Kimberly Flippo, a North Augusta High sophomore, served as the buddy for classmate and special athlete Fred Davis at the Aiken County Special Olympics on Friday. But that’s nothing new for them.
“I’ve been working with Fred for three years, ever since we were in middle school at Paul Knox,” Flippo said. “He is amazing and always brightens my day. It’s great how Fred has developed over the years and how he has this great personality.”
Held at Midland Valley High School on Friday, the Special Olympics welcomed the participation of more than 900 special athletes, both children and adults, from Aiken, Edgefield and Saluda counties. Hundreds of volunteers served as buddies and in many other capacities.
Carmen Downs, an Aiken County School District special education coordinator, previously participated in the Olympic Games as a teacher and, later, as a school-based coordinator at Clearwater Elementary School.
Downs wasn’t assigned to attend the event, but had no intention of missing it.
“I’m seeing a lot of kids I taught, 20 or 30 years ago,” she said. “I’m seeing regular-ed students who were in elementary school and are now in high school serving as buddies. It’s just exciting and motivating, just a beautiful day to be here with the kids.”
The Special Olympics began as a single event in Chicago in the late 1960s. Eunice Kennedy Shriver, sister of the late president, John F. Kennedy, helped fund it, and the Special Olympics now is held throughout the world.
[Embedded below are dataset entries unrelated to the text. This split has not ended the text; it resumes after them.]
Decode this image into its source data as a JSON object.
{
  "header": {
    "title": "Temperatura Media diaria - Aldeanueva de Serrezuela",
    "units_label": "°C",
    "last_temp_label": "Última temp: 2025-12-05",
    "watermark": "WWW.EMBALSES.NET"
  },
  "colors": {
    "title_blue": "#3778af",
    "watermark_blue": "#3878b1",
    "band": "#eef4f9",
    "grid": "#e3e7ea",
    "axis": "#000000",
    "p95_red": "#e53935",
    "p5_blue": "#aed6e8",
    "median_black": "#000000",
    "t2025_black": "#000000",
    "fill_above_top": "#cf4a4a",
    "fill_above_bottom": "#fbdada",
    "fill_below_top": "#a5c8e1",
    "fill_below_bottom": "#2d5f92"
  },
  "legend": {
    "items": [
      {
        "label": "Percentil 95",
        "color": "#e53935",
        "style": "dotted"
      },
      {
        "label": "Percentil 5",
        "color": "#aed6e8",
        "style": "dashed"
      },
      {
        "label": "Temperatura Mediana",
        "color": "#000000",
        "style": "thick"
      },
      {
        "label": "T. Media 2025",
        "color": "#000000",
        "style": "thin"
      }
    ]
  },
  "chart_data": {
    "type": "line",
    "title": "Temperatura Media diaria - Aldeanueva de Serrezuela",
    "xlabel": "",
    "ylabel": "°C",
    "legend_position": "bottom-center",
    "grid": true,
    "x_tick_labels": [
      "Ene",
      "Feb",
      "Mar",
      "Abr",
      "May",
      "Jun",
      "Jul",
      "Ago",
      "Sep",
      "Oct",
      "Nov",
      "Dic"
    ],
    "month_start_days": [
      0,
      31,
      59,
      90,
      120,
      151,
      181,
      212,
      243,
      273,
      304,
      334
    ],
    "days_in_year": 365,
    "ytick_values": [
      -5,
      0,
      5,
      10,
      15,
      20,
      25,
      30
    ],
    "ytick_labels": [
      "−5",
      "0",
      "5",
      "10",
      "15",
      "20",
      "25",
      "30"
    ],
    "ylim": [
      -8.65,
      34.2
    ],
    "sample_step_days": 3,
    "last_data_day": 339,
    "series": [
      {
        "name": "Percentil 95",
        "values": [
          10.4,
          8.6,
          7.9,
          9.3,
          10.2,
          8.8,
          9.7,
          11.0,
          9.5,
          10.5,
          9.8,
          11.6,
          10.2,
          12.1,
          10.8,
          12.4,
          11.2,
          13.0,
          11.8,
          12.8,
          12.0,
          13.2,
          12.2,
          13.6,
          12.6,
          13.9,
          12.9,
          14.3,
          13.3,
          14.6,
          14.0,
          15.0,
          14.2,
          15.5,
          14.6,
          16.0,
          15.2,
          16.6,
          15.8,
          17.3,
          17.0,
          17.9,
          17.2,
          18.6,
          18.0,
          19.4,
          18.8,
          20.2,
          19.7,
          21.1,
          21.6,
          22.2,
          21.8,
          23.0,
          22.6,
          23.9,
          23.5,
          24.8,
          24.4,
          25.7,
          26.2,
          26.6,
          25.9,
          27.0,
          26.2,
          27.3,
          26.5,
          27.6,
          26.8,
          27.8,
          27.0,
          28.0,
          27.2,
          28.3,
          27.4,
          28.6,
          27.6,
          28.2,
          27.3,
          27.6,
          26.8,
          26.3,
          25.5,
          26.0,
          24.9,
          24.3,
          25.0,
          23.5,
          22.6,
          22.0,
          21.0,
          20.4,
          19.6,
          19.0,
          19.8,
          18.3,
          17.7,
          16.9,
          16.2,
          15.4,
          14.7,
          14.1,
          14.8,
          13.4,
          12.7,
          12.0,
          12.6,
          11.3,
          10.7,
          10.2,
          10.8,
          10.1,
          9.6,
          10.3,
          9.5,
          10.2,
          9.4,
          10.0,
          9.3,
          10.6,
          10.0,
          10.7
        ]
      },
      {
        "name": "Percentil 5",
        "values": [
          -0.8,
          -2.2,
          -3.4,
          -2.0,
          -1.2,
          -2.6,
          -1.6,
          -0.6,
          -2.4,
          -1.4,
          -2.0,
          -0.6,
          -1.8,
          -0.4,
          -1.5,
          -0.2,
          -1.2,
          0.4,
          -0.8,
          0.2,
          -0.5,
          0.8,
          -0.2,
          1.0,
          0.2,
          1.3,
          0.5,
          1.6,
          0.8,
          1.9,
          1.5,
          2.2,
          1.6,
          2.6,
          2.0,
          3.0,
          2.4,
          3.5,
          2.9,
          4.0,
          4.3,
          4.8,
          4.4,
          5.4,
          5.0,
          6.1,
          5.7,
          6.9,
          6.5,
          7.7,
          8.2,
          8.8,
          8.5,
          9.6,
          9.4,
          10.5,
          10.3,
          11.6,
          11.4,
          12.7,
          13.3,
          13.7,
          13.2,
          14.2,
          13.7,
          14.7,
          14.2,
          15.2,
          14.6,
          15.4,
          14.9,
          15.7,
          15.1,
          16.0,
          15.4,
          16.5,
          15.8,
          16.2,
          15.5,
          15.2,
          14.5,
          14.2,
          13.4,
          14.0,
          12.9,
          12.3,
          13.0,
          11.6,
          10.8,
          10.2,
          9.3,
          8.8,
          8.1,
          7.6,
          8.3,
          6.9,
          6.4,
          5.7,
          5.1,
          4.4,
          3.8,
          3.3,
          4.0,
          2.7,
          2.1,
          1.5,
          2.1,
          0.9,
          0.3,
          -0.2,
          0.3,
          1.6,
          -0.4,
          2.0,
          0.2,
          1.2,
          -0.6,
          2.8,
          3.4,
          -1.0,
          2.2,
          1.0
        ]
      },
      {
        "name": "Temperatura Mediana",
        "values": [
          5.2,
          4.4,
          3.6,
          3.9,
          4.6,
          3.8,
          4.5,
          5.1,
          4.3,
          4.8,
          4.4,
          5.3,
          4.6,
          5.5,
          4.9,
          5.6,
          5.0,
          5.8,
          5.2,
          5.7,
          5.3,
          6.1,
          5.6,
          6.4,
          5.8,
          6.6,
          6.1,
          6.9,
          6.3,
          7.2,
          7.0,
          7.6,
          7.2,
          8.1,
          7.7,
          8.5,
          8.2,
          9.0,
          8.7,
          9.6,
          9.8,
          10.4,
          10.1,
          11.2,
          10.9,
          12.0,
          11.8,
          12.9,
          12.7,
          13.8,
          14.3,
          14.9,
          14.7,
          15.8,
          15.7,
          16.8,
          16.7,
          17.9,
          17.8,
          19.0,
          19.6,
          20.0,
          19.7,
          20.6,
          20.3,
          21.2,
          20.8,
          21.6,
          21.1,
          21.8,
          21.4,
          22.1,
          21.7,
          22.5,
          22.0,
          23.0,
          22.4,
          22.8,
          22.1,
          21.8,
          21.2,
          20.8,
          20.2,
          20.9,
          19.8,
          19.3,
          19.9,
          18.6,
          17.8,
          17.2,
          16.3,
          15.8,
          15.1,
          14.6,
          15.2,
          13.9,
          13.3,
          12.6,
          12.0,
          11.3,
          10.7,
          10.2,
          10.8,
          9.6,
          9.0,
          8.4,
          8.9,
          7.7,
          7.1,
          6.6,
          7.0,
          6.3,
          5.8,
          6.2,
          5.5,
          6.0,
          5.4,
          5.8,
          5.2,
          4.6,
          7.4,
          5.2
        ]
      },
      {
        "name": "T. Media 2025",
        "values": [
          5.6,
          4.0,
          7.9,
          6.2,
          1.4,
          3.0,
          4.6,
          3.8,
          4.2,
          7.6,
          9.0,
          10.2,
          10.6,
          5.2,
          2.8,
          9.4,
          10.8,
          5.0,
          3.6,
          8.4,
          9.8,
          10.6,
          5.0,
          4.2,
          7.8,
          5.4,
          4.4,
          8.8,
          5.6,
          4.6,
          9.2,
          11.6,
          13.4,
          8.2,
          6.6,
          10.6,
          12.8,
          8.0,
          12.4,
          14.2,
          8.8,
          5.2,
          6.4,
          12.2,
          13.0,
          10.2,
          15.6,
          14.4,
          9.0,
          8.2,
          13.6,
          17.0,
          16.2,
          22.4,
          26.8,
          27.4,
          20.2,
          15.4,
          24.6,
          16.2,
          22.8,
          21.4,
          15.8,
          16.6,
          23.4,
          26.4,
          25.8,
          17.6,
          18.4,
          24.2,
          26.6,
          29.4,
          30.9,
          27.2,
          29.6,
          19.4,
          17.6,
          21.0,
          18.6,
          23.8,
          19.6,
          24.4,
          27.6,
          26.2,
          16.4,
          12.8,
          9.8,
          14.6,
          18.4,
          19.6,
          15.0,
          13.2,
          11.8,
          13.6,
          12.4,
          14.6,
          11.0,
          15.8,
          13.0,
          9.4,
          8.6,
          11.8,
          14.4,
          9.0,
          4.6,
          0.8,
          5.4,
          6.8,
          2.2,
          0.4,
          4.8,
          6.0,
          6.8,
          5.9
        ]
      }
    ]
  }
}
The Games in Aiken started about 35 years ago and continues to grow, modeled after the traditional Olympics. Athletes, buddies, teachers and others participated in the Parade of Schools, cheered on by others in the stands in the football stadium. An enthusiastic contingent from Silver Bluff High School – including some energetic tumblers – marched into the stadium proudly. The school was recognized for having the most spirit.
Children ages 2 to 7 and older athletes participated in a variety of activities provided by the Aiken Woman’s Club and other groups, including high school volunteers. Bridgestone also coordinated sports programs for the smaller kids. Denise Hanson, a Bridgestone staffer, helped out for the second time.
“I had a really good time last year,” she said. “It’s fun to see the kids smile and how excited they get playing games.”
Aiken Sheriff’s Office deputy Bill Tucker said he enjoyed helping kids throughout the morning. Another deputy, Angela Craig, ran with adult special athlete Jessica Glass on a portion of the traditional Torch Run.
“It’s a great opportunity,” she said. “It’s amazing what they can do.”
Tri-Development was joined by the three county school districts in support of the Special Olympics.